The plaintiff in the case, Nahide Opuz, complained repeatedly about her husband’s violence to the police before he shot her mother dead. He was sentenced to 15 years in jail in 2008 only to be immediately released pending an appeal against the verdict. Police withdrew the protection that Ms Opuz had requested after only three days.
Ordering Turkey to pay Ms Opuz €36,500 (£31,400), the European Court of Human Rights said: “The general and discriminatory judicial passivity in Turkey created a climate that was conducive to domestic violence.”
Women’s rights activists in Turkey welcomed the decision, which is the first time the court has ruled domestic violence constitutes gender discrimination. The decision is binding on all 47 members of the Council of Europe.
“This is exactly what I was hoping for,” said Pinar Ilkkaracan, a co-founder of the Women for Women’s Rights group in Istanbul. “It says clearly that… laws are not enough. The state has failed… in not providing mechanisms protecting women under threat.”
Turkey began updating laws on domestic violence in 1998 and its legislation now barely differs from its European neighbours.
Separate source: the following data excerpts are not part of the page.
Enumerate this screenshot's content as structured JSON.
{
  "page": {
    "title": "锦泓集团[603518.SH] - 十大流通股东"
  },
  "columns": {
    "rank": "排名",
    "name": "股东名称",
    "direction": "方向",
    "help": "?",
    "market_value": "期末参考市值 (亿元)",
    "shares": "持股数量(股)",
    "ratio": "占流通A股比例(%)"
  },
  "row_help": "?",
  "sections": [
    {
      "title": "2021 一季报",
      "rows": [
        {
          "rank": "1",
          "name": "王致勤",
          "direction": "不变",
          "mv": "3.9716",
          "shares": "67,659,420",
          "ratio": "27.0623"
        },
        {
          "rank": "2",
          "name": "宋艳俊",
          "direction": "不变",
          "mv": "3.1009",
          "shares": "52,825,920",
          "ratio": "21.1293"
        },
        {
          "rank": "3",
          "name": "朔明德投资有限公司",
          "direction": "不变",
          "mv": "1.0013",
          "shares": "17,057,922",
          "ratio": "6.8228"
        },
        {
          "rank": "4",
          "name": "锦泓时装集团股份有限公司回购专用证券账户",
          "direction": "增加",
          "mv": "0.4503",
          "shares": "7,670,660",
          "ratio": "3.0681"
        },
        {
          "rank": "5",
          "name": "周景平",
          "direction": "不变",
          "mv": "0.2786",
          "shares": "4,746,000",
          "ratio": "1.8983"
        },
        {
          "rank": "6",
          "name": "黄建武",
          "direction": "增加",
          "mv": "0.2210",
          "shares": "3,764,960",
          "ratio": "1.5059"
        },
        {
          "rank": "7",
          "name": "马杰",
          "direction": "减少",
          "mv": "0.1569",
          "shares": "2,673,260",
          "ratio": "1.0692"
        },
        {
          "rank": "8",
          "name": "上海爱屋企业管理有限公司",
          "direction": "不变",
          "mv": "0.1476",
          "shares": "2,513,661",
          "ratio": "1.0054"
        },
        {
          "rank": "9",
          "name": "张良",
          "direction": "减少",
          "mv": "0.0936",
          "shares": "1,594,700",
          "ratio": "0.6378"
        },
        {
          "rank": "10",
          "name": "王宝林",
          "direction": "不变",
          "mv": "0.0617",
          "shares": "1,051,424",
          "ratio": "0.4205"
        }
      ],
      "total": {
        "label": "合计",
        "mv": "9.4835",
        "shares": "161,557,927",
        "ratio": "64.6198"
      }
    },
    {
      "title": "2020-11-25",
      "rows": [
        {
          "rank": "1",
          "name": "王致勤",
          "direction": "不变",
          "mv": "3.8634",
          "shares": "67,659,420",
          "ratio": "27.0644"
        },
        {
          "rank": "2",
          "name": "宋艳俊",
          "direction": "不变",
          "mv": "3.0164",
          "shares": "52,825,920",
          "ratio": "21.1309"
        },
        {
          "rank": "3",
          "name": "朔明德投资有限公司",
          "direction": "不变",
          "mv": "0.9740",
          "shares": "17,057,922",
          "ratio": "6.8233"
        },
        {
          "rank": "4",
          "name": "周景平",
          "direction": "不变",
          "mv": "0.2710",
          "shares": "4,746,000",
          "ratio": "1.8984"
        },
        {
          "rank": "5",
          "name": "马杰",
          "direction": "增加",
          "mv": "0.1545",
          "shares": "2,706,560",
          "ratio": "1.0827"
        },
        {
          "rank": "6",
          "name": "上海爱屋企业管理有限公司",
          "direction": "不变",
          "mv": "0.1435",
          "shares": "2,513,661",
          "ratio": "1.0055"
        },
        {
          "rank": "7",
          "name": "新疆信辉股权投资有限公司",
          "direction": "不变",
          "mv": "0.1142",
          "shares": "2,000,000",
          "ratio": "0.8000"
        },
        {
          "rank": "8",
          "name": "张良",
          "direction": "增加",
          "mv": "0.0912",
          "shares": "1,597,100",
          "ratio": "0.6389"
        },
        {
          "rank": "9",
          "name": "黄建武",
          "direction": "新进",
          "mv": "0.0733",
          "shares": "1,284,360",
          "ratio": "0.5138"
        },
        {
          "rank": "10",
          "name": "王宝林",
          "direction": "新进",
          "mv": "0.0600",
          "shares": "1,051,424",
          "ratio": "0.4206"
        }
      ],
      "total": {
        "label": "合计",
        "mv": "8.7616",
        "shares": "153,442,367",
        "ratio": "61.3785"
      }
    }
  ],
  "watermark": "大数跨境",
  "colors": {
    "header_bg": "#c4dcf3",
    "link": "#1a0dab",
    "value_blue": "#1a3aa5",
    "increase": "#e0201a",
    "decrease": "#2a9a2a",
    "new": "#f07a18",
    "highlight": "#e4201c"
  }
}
But as Ms Opuz’s story shows, mentalities and implementation lag far behind.
On four occasions after 1996, Ms Opuz and her mother complained to the police about the violence of Ms Opuz’s husband, which ranged from beatings that doctors deemed life-threatening to running both women over with a car. Twice, the courts let him off with a fine.
After his release, the husband remained a menace. “He continues to threaten my client, but the police withdrew protection after only three days.” Ms Opuz’s lawyer, Mesut Bestas, said.
In its statement, the court registered its “grave concern” that the authorities “continue to display inaction”.
A women’s rights activist in Ankara, Hidayet Tuksal, said Ms Opuz’s plight shed light on a key problem facing Turkish victims of domestic violence: the lack of women’s shelters.
Regulations require towns with populations of more than 50,000 to open shelters, but, Ms Tuksal said, “there are no sanctions for those which do not, [and] municipalities see this as discretionary. Everywhere I hear the same thing: ‘our men would be very upset by this.'” Two years ago, the conservative mayor of Ankara brushed off calls for more shelters by arguing that they encouraged prostitution.
Andrea Coombers, the legal practice director at the International Centre for the Legal Protection of Human Rights in London, said the court’s decision had relevance beyond Turkey. In deciding only now that gender-based violence was a form of discrimination, the court was lagging a decade behind other parts of the developed world, said Ms Coombers, who intervened as a third party in the Opuz case. “This is a significant step in the right direction by the European Court,” she said.